Yes, it's time to jump off the Ford family's Edsel (their version of an 0-16 embarrassment). Up to now, we've welcomed each loss each week, laughing at the symmetry between the Fords' Football team and the dying auto industry they founded generations ago.
The Lions' losses have been a guilty pleasure, and they've piled up like newspapers on a doorstep (yes, that's an ode to Detroit's newspapers that are stopping daily home delivery next year).
In losing Sunday's home finale 42-7 to the New Orleans Saints, the Lions fell to 0-15 and surpassed the 0-14 marks of the 1980 Saints (who finished 1-15) and 1976 Tampa Bay Buccaneers (who went winless in a 14-game season).
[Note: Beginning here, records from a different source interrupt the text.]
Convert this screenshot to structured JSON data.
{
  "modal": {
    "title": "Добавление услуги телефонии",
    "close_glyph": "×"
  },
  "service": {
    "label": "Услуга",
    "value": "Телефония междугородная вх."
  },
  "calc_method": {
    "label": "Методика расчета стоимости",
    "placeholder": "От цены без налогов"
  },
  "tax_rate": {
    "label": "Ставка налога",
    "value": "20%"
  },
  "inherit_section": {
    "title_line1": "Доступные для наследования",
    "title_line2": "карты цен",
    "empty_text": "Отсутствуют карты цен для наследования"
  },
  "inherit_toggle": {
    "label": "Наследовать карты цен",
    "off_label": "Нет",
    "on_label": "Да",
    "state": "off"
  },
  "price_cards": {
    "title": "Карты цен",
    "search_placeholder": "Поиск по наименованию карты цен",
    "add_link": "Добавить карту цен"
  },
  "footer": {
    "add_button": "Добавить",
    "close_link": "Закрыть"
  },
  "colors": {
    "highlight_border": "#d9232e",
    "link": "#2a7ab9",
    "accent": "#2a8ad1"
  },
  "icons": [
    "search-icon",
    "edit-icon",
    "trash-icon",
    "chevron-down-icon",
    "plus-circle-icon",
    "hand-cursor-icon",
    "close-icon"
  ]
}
But Lions fans are used to dire circumstances. We, in the Bay Area, have enjoyed seven Super Bowl victories, and that makes these losing seasons far more humbling.
If you think the Raiders and 49ers can flip a switch, you're wrong. It hasn't happened. It did in Atlanta and Miami this season. It, again, didn't in the Bay Area, where the same questions remain: Who will be the coach; is the quarterback the quarterback; are there any free agents who will earn their money? Can the owners step aside?
On the surface and, really, that's all this is the 49ers have been revived by interim coach Mike Singletary. He won for the fourth time in eight games Sunday, but only after a 48-yard Hail Morgan in the final minutes (Shaun Hill's 48-yard fluttering bomb to Josh Morgan for the winning touchdown at St. Louis).
Was that play enough to forget Hill had a 33.3 passer rating and three interceptions heading into the final two minutes? Or that Singletary and Hill a winning quarterback, as they say were roadkill at Miami, Dallas and Arizona?
As for the Raiders, Sunday's 27-16 win over the Texans took some of the edge off their sixth straight season of double-digit losses. Postgame quotes focused on their flashes of success, mostly from the Raiders' young offensive corps.
Which reminds me, have I told you how promising my eighth-grade basketball team looked "... until we went winless?